Lectures on anatomy gave a general idea of the human body, the functions of human body systems and individual organs and possible injuries during yoga classes.
Classes in philosophy covered the concept of yoga, where it came from, origins, thesis study of the 8 stages of yoga (the material was quite "dry" without recommendations how to implement it our lives).
In my opinion, lessons on asana alignment were the most useful in the theoretical course. We were told how to build a particular asana, its benefits, typical mistakes of students, warnings and modifications. It was useful to put into morning practice the knowledge gained in the asana alignment classes.
Teachers were positive and open and seemed happy to answer any questions. If they couldn't answer right away, they took a timeout, but returned with explanations later.
They gave advice and recommendations how to teach, what to focus on and how to behave with students. The material was presented by all teachers in a simple, clear, structured and friendly manner.
But due to the fact that the teachers were mostly young, it seemed that they themselves have recently completed courses of 200 and 300 hours and work for the school because they wanted to gain practical experience. Teachers were from Russia, Kyrgyzstan and India.
The leading teacher was a hindu, also quite young, but in terms of knowledge and instilling the importance of his role, he gave the impression of an experienced and sophisticated person.
The exam was held in the form of a training practice (~20 min warm-up and ~ 20 min Surya Namaskara). Each student led an online class for a practice. It was divided into 2 days. The first day, one student led the warm-up, the other – Surya Namaskar. The second day is vice versa.

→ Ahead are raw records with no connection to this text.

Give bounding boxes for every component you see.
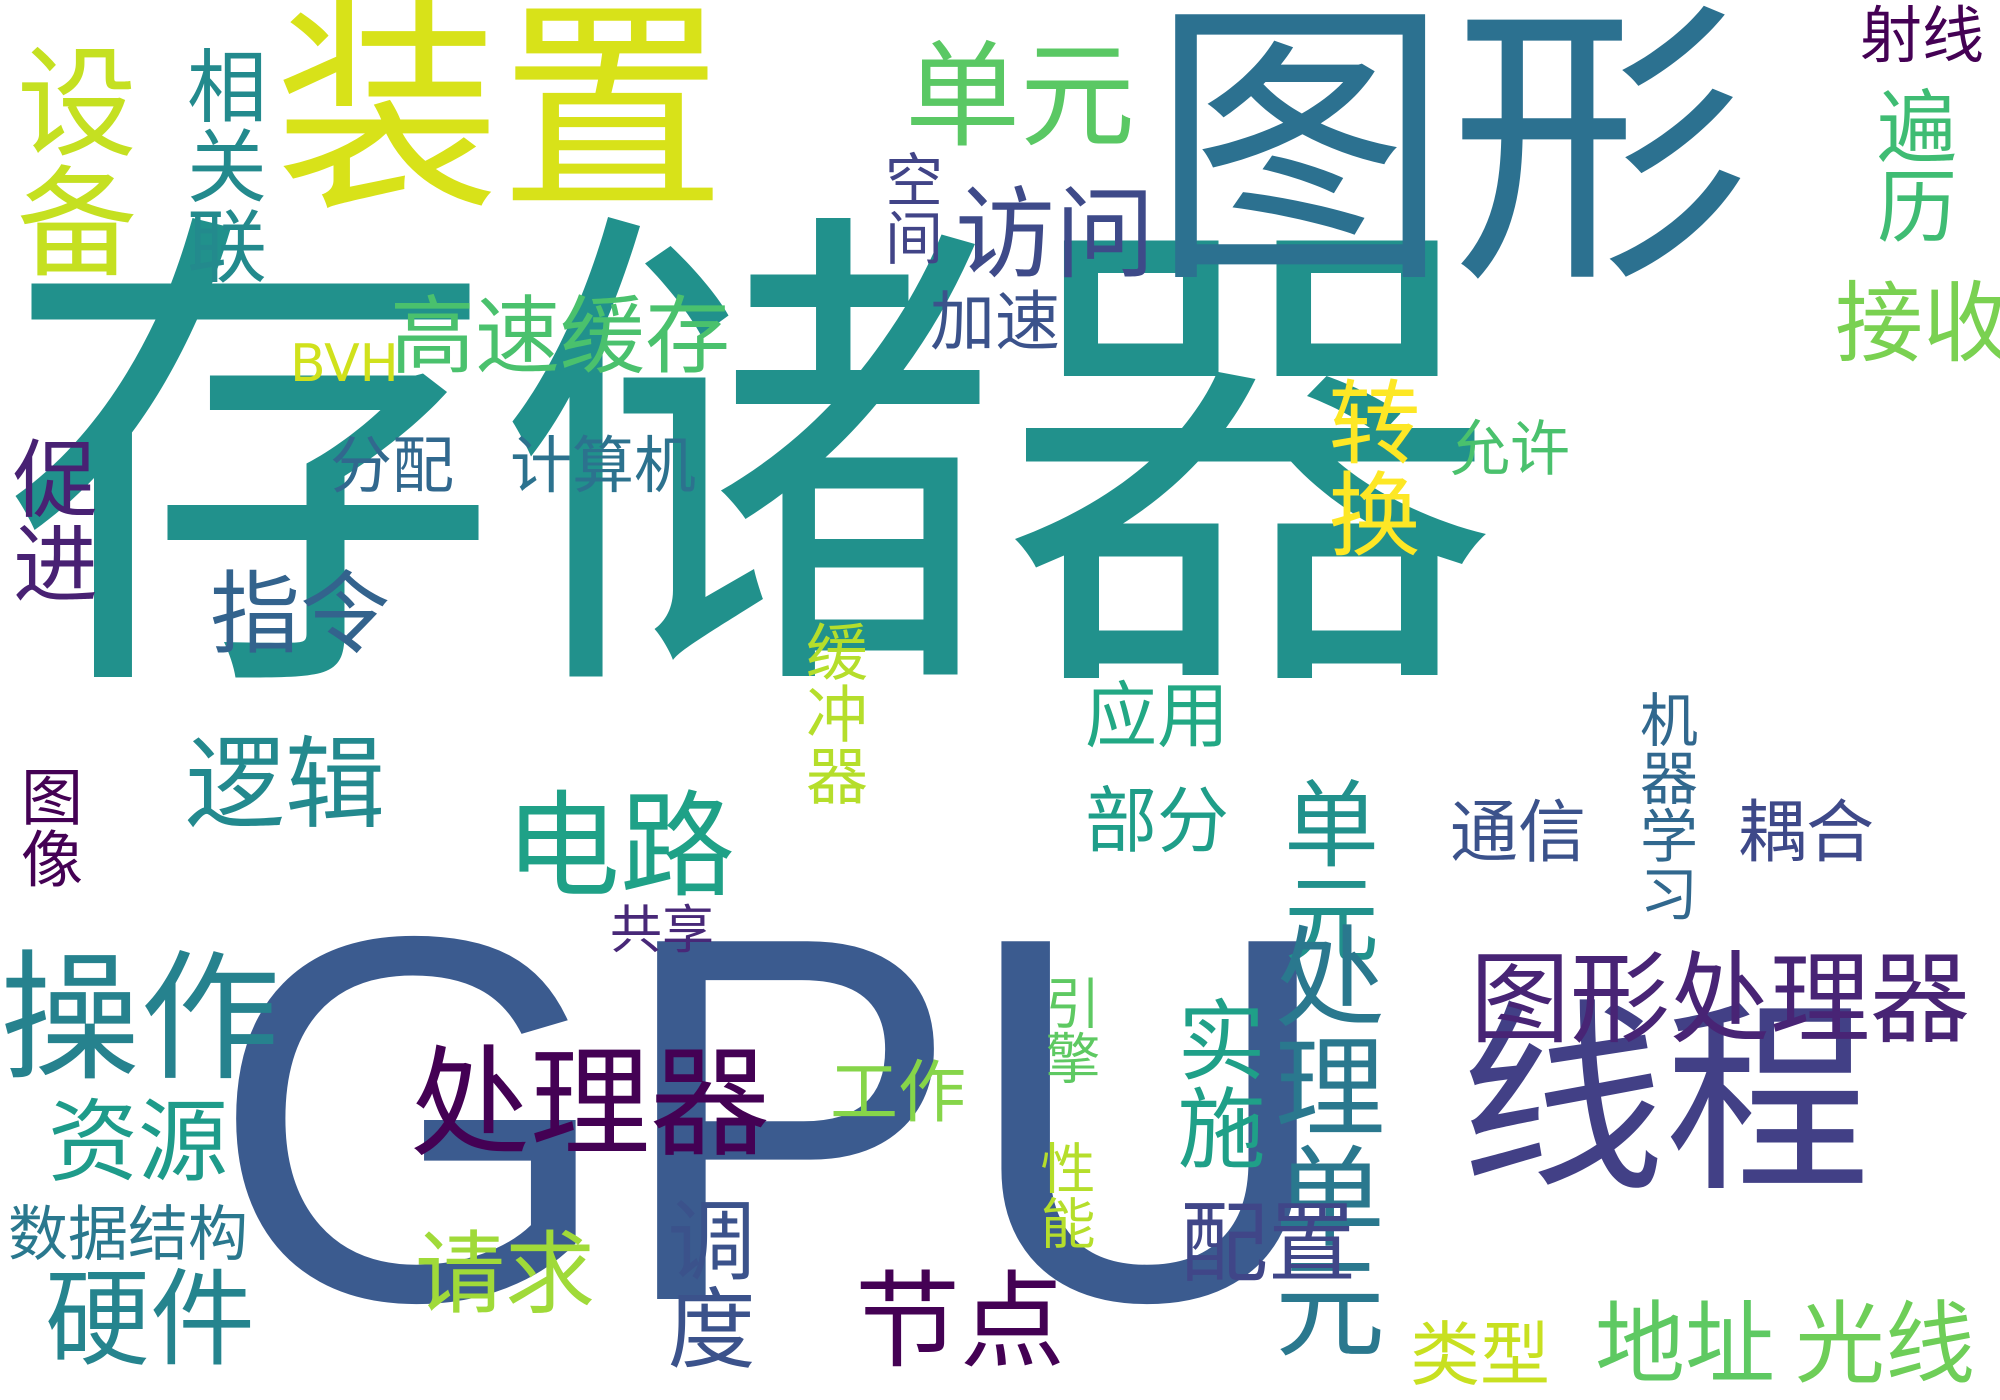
word-gaosuhuancun: 高速缓存	[390, 288, 731, 387]
word-danyuan-mid: 单元	[1268, 775, 1378, 965]
word-tuxingchuliqi: 图形处理器	[1470, 941, 1970, 1058]
word-jieshou: 接收	[1835, 272, 2000, 375]
word-fenpei: 分配	[330, 429, 455, 502]
word-gongzuo: 工作	[830, 1054, 967, 1133]
word-cunchuqi: 存储器	[0, 174, 1500, 756]
word-bianli: 遍历	[1864, 85, 1957, 245]
word-ouhe: 耦合	[1738, 794, 1875, 873]
word-cujin: 促进	[0, 435, 97, 605]
word-jisuanji: 计算机	[510, 429, 697, 502]
word-danyuan-top: 单元	[905, 30, 1136, 164]
word-kongjian: 空间	[875, 150, 943, 266]
word-tuxiang: 图像	[10, 765, 83, 889]
word-ziyuan: 资源	[48, 1090, 228, 1195]
word-qingqiu: 请求	[415, 1222, 595, 1327]
word-zhiling: 指令	[210, 562, 390, 667]
word-jiqixuexi: 机器学习	[1630, 690, 1698, 922]
word-luoji: 逻辑	[185, 726, 385, 843]
word-gpu: GPU	[210, 829, 1337, 1400]
word-xingneng: 性能	[1031, 1140, 1095, 1250]
word-bvh: BVH	[290, 334, 399, 394]
word-fangwen: 访问	[955, 176, 1155, 293]
word-jiasu: 加速	[930, 285, 1061, 360]
word-guangxian: 光线	[1795, 1292, 1975, 1397]
word-zhuangzhi: 装置	[275, 0, 725, 243]
word-tongxin: 通信	[1450, 794, 1587, 873]
word-yingyong: 应用	[1085, 674, 1230, 758]
word-xiangguanlian: 相关联	[174, 45, 267, 285]
word-leixing: 类型	[1410, 1314, 1550, 1396]
word-yinqing: 引擎	[1036, 975, 1100, 1085]
word-jiedian: 节点	[855, 1261, 1066, 1383]
word-diaodu: 调度	[653, 1195, 756, 1371]
word-chuliqi: 处理器	[410, 1035, 770, 1174]
word-tuxing: 图形	[1150, 0, 1750, 324]
word-yingjian: 硬件	[45, 1259, 256, 1381]
word-dizhi: 地址	[1595, 1292, 1775, 1397]
word-dianlu: 电路	[505, 780, 736, 914]
word-yunxu: 允许	[1450, 415, 1570, 485]
word-chulidanyuan: 处理单元	[1256, 920, 1384, 1360]
word-shishi: 实施	[1163, 995, 1266, 1171]
word-xiancheng: 线程	[1460, 983, 1870, 1221]
word-peizhi: 配置	[1180, 1192, 1357, 1295]
word-bufen: 部分	[1085, 779, 1230, 863]
word-zhuanhuan: 转换	[1313, 375, 1420, 559]
word-shexian: 射线	[1860, 0, 1985, 72]
word-shebei: 设备	[0, 40, 135, 280]
word-huanchongqi: 缓冲器	[795, 620, 868, 806]
word-caozuo: 操作	[0, 938, 281, 1101]
word-gongxiang: 共享	[610, 901, 715, 961]
word-shujujiegou: 数据结构	[8, 1200, 248, 1270]
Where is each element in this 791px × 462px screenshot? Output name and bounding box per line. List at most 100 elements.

There were no tests on the topics of anatomy, philosophy, or asana alignment. In my point of view absence of the writing exam was not good. There was no exciting sense preparing for the exam and to learn the subjects in detail.
I would like to recommend Indian online schools to those people who need to get the "ABC" of yoga (theory and practice of asanas) and strengthen their body (if there is no physical activity at all, for example), as well as to get a teacher certificate, if you want to have one.
The main advantages of online schools are:
1) Low cost of training
2) Opportunity for training from any place where there is high-speed Internet
3) Simplified procedure for obtaining a certificate
4) Basic understanding of yoga
5) Small number of people in the group
The knowledge gained via online schools is likely to be shallow, but you will get the basics.
The rest will have to be explored further on your own. But this is what yoga teaches us.
The main thing is not to stop exploring yourself, your body and the world around you!